Bug 1337811

Summary:	[GSS] - enabling glusternfs with nfs.rpc-auth-allow to many hosts failed
Product:	[Red Hat Storage] Red Hat Gluster Storage	Reporter:	Prashant Dhange <pdhange>
Component:	gluster-nfs	Assignee:	Bipin Kunal <bkunal>
Status:	CLOSED ERRATA	QA Contact:	Manisha Saini <msaini>
Severity:	high	Docs Contact:
Priority:	high
Version:	rhgs-3.1	CC:	amukherj, asrivast, bkunal, olim, rhinduja, rhs-bugs, rnalakka, skoduri, storage-qa-internal
Target Milestone:	---	Keywords:	Patch, ZStream
Target Release:	RHGS 3.2.0
Hardware:	Unspecified
OS:	Unspecified
Whiteboard:
Fixed In Version:	glusterfs-3.8.4-2	Doc Type:	Bug Fix
Doc Text:	Previously, when 'showmount' was run, the structure of data passed from the mount protocol meant that the groupnodes defined in the nfs.rpc-auth-allow volume option were handled as a single string, which caused errors when the string of groupnodes was longer than 255 characters.
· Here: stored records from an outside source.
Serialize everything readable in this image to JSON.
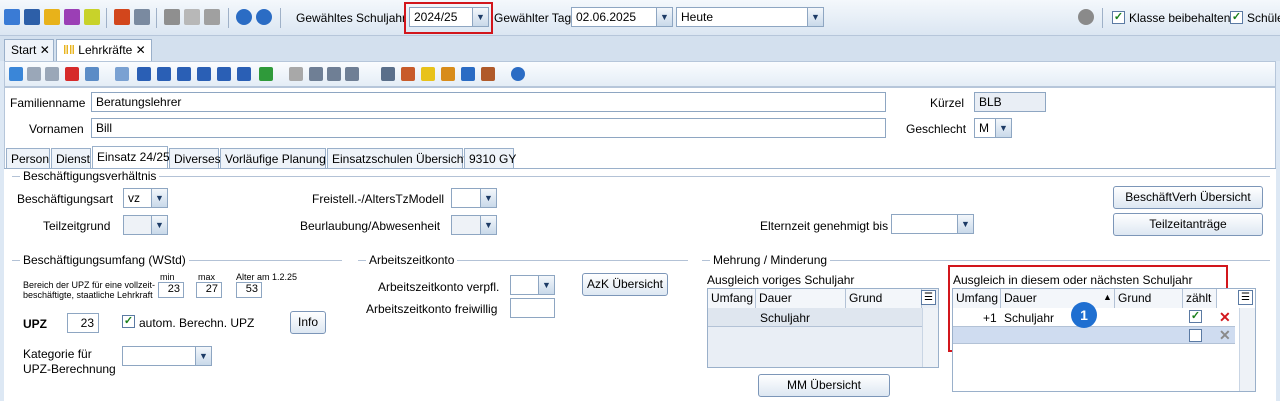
{
  "toolbar": {
    "schuljahr_label": "Gewähltes Schuljahr",
    "schuljahr_value": "2024/25",
    "tag_label": "Gewählter Tag",
    "tag_value": "02.06.2025",
    "heute_value": "Heute",
    "klasse_label": "Klasse beibehalten",
    "schueler_label": "Schüle"
  },
  "tabs": [
    {
      "label": "Start"
    },
    {
      "label": "Lehrkräfte"
    }
  ],
  "form": {
    "familienname_label": "Familienname",
    "familienname_value": "Beratungslehrer",
    "vornamen_label": "Vornamen",
    "vornamen_value": "Bill",
    "kuerzel_label": "Kürzel",
    "kuerzel_value": "BLB",
    "geschlecht_label": "Geschlecht",
    "geschlecht_value": "M"
  },
  "subtabs": [
    "Person",
    "Dienst",
    "Einsatz 24/25",
    "Diverses",
    "Vorläufige Planung",
    "Einsatzschulen Übersicht",
    "9310 GY"
  ],
  "beschaeftigung": {
    "group_title": "Beschäftigungsverhältnis",
    "art_label": "Beschäftigungsart",
    "art_value": "vz",
    "teilzeit_label": "Teilzeitgrund",
    "freistell_label": "Freistell.-/AltersTzModell",
    "beurlaubung_label": "Beurlaubung/Abwesenheit",
    "elternzeit_label": "Elternzeit genehmigt bis",
    "btn_uebersicht": "BeschäftVerh Übersicht",
    "btn_teilzeit": "Teilzeitanträge"
  },
  "umfang": {
    "group_title": "Beschäftigungsumfang (WStd)",
    "bereich_text_1": "Bereich der UPZ für eine vollzeit-",
    "bereich_text_2": "beschäftigte, staatliche Lehrkraft",
    "min_label": "min",
    "min_value": "23",
    "max_label": "max",
    "max_value": "27",
    "alter_label": "Alter am 1.2.25",
    "alter_value": "53",
    "upz_label": "UPZ",
    "upz_value": "23",
    "autom_label": "autom. Berechn. UPZ",
    "info_btn": "Info",
    "kategorie_label_1": "Kategorie für",
    "kategorie_label_2": "UPZ-Berechnung"
  },
  "arbeitszeit": {
    "group_title": "Arbeitszeitkonto",
    "verpfl_label": "Arbeitszeitkonto verpfl.",
    "freiwillig_label": "Arbeitszeitkonto freiwillig",
    "azk_btn": "AzK Übersicht"
  },
  "mehrung": {
    "group_title": "Mehrung / Minderung",
    "voriges_title": "Ausgleich voriges Schuljahr",
    "voriges_cols": [
      "Umfang",
      "Dauer",
      "Grund"
    ],
    "voriges_row_dauer": "Schuljahr",
    "mm_btn": "MM Übersicht",
    "diesem_title": "Ausgleich in diesem oder nächsten Schuljahr",
    "diesem_cols": [
      "Umfang",
      "Dauer",
      "Grund",
      "zählt"
    ],
    "row1_umfang": "+1",
    "row1_dauer": "Schuljahr",
    "badge": "1"
  },
  "colors": {
    "accent": "#1f6fd1",
    "highlight": "#d2161c"
  }
}
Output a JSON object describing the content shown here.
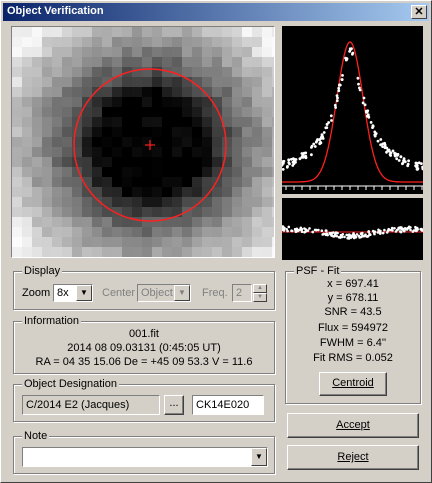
{
  "window": {
    "title": "Object Verification",
    "close_glyph": "✕"
  },
  "display": {
    "group_label": "Display",
    "zoom_label": "Zoom",
    "zoom_value": "8x",
    "center_label": "Center",
    "center_value": "Object",
    "freq_label": "Freq.",
    "freq_value": "2"
  },
  "information": {
    "group_label": "Information",
    "filename": "001.fit",
    "datetime": "2014 08 09.03131 (0:45:05 UT)",
    "coords": "RA = 04 35 15.06   De = +45 09 53.3   V = 11.6"
  },
  "designation": {
    "group_label": "Object Designation",
    "name_value": "C/2014 E2 (Jacques)",
    "ellipsis_label": "...",
    "code_value": "CK14E020"
  },
  "note": {
    "group_label": "Note",
    "value": ""
  },
  "psf_fit": {
    "group_label": "PSF - Fit",
    "x_line": "x = 697.41",
    "y_line": "y = 678.11",
    "snr_line": "SNR = 43.5",
    "flux_line": "Flux = 594972",
    "fwhm_line": "FWHM = 6.4''",
    "rms_line": "Fit RMS = 0.052",
    "centroid_label": "Centroid"
  },
  "buttons": {
    "accept_label": "Accept",
    "reject_label": "Reject"
  },
  "colors": {
    "fit_curve": "#ff2020",
    "data_points": "#ffffff",
    "plot_bg": "#000000",
    "title_start": "#0a246a",
    "title_end": "#a6caf0"
  }
}
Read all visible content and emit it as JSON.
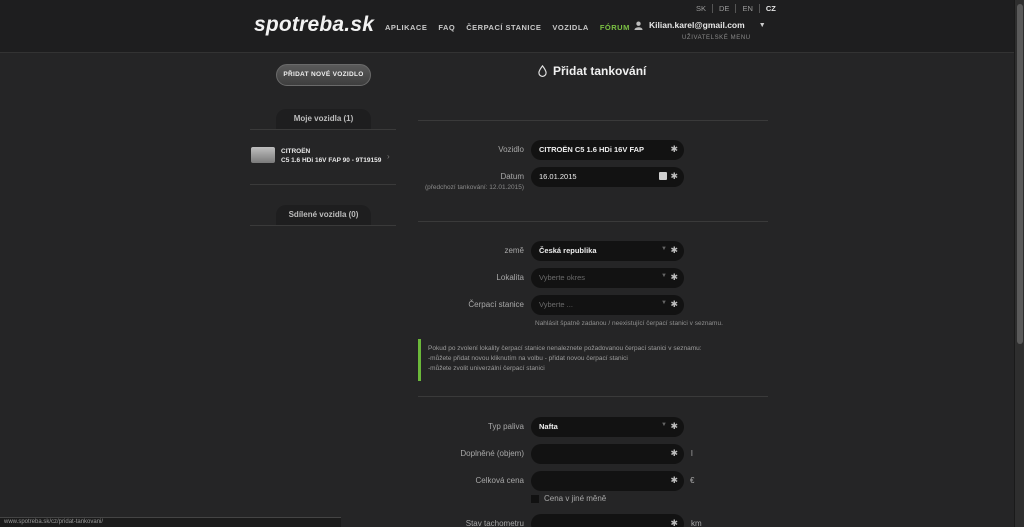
{
  "header": {
    "logo": "spotreba.sk",
    "nav": [
      "APLIKACE",
      "FAQ",
      "ČERPACÍ STANICE",
      "VOZIDLA",
      "FÓRUM"
    ],
    "languages": [
      "SK",
      "DE",
      "EN",
      "CZ"
    ],
    "user_email": "Kilian.karel@gmail.com",
    "user_menu": "UŽIVATELSKÉ MENU"
  },
  "sidebar": {
    "add_vehicle": "PŘIDAT NOVÉ VOZIDLO",
    "my_vehicles": "Moje vozidla (1)",
    "vehicle_name": "CITROËN",
    "vehicle_model": "C5 1.6 HDi 16V FAP 90 - 9T19159",
    "shared_vehicles": "Sdílené vozidla (0)"
  },
  "form": {
    "title": "Přidat tankování",
    "vehicle_label": "Vozidlo",
    "vehicle_value": "CITROËN C5 1.6 HDi 16V FAP",
    "date_label": "Datum",
    "date_sub": "(předchozí tankování: 12.01.2015)",
    "date_value": "16.01.2015",
    "country_label": "země",
    "country_value": "Česká republika",
    "locality_label": "Lokalita",
    "locality_placeholder": "Vyberte okres",
    "station_label": "Čerpací stanice",
    "station_placeholder": "Vyberte ...",
    "station_hint": "Nahlásit špatně zadanou / neexistující čerpací stanici v seznamu.",
    "info_lines": [
      "Pokud po zvolení lokality čerpací stanice nenaleznete požadovanou čerpací stanici v seznamu:",
      "-můžete přidat novou kliknutím na volbu - přidat novou čerpací stanici",
      "-můžete zvolit univerzální čerpací stanici"
    ],
    "fuel_label": "Typ paliva",
    "fuel_value": "Nafta",
    "volume_label": "Doplněné (objem)",
    "volume_unit": "l",
    "price_label": "Celková cena",
    "price_unit": "€",
    "currency_checkbox": "Cena v jiné měně",
    "odometer_label": "Stav tachometru",
    "odometer_unit": "km",
    "required_mark": "✱"
  },
  "status_url": "www.spotreba.sk/cz/pridat-tankovani/",
  "colors": {
    "accent": "#7bc043",
    "background": "#252526"
  }
}
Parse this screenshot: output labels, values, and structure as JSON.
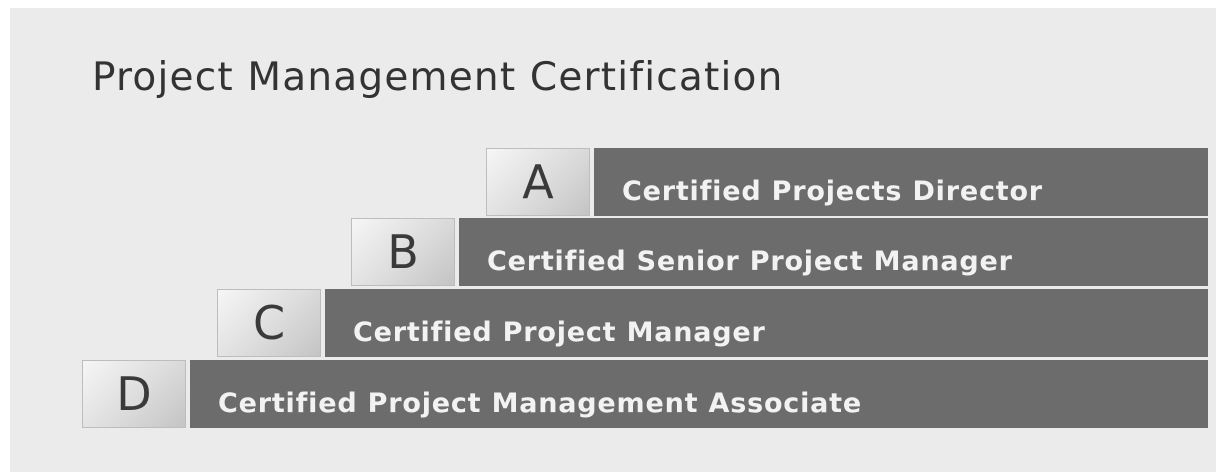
{
  "title": "Project Management Certification",
  "tiers": [
    {
      "letter": "A",
      "label": "Certified Projects Director"
    },
    {
      "letter": "B",
      "label": "Certified Senior Project Manager"
    },
    {
      "letter": "C",
      "label": "Certified Project Manager"
    },
    {
      "letter": "D",
      "label": "Certified Project Management Associate"
    }
  ],
  "colors": {
    "background": "#ebebeb",
    "bar": "#6c6c6c",
    "bar_text": "#f2f2f2",
    "badge_text": "#3a3a3a"
  }
}
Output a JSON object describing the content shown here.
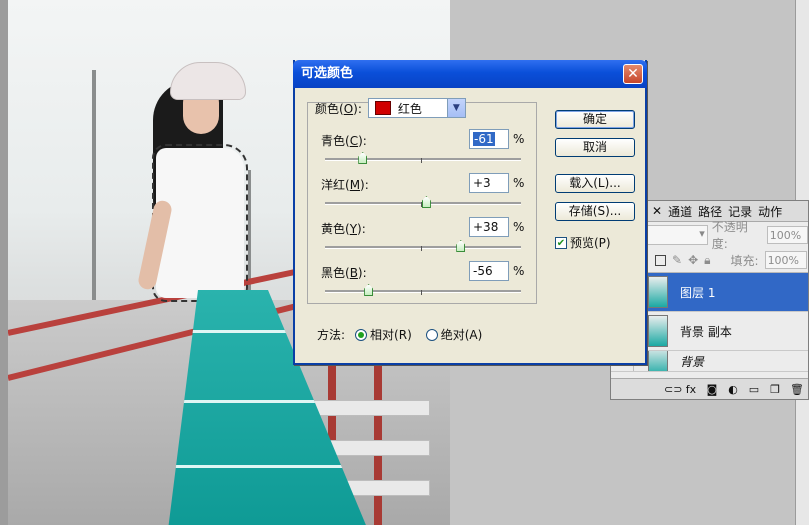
{
  "dialog": {
    "title": "可选颜色",
    "close_label": "✕",
    "colors_label": "颜色(C):",
    "colors_label_prefix": "颜色(",
    "colors_label_key": "O",
    "colors_label_suffix": "):",
    "colors_value": "红色",
    "swatch_color": "#d00000",
    "sliders": [
      {
        "label_prefix": "青色(",
        "key": "C",
        "label_suffix": "):",
        "value": "-61",
        "percent": "%",
        "position": 0.19,
        "selected": true
      },
      {
        "label_prefix": "洋红(",
        "key": "M",
        "label_suffix": "):",
        "value": "+3",
        "percent": "%",
        "position": 0.515,
        "selected": false
      },
      {
        "label_prefix": "黄色(",
        "key": "Y",
        "label_suffix": "):",
        "value": "+38",
        "percent": "%",
        "position": 0.69,
        "selected": false
      },
      {
        "label_prefix": "黑色(",
        "key": "B",
        "label_suffix": "):",
        "value": "-56",
        "percent": "%",
        "position": 0.22,
        "selected": false
      }
    ],
    "buttons": {
      "ok": "确定",
      "cancel": "取消",
      "load": "载入(L)...",
      "save": "存储(S)..."
    },
    "preview_label": "预览(P)",
    "preview_checked": true,
    "method_label": "方法:",
    "method_relative": "相对(R)",
    "method_absolute": "绝对(A)",
    "method_selected": "relative"
  },
  "layers_panel": {
    "tabs": [
      "通道",
      "路径",
      "记录",
      "动作"
    ],
    "opacity_label": "不透明度:",
    "opacity_value": "100%",
    "fill_label": "填充:",
    "fill_value": "100%",
    "layers": [
      {
        "name": "图层 1",
        "active": true
      },
      {
        "name": "背景 副本",
        "active": false
      },
      {
        "name": "背景",
        "active": false
      }
    ],
    "accent_color": "#3168c6"
  }
}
This single string is now handled as a list of strings so that 'showmount' receives the correct number of hostnames.	Story Points:	---
Clone Of:
Clones:	1343286 (view as bug list)		Environment:
Last Closed:	2017-03-23 05:32:13 UTC	Type:	Bug
Regression:	---	Mount Type:	---
Documentation:	---	CRM:
Verified Versions:		Category:	---
oVirt Team:	---	RHEL 7.3 requirements from Atomic Host:
Cloudforms Team:	---	Target Upstream Version:
Embargoed:
Bug Depends On:	1343286
Bug Blocks:	1351522, 1351530

Description Prashant Dhange 2016-05-20 06:45:46 UTC

Description of problem:
Shares with an nfs.rpc-auth-allow and a more than approx 400 character crashes the corresponding rpc services.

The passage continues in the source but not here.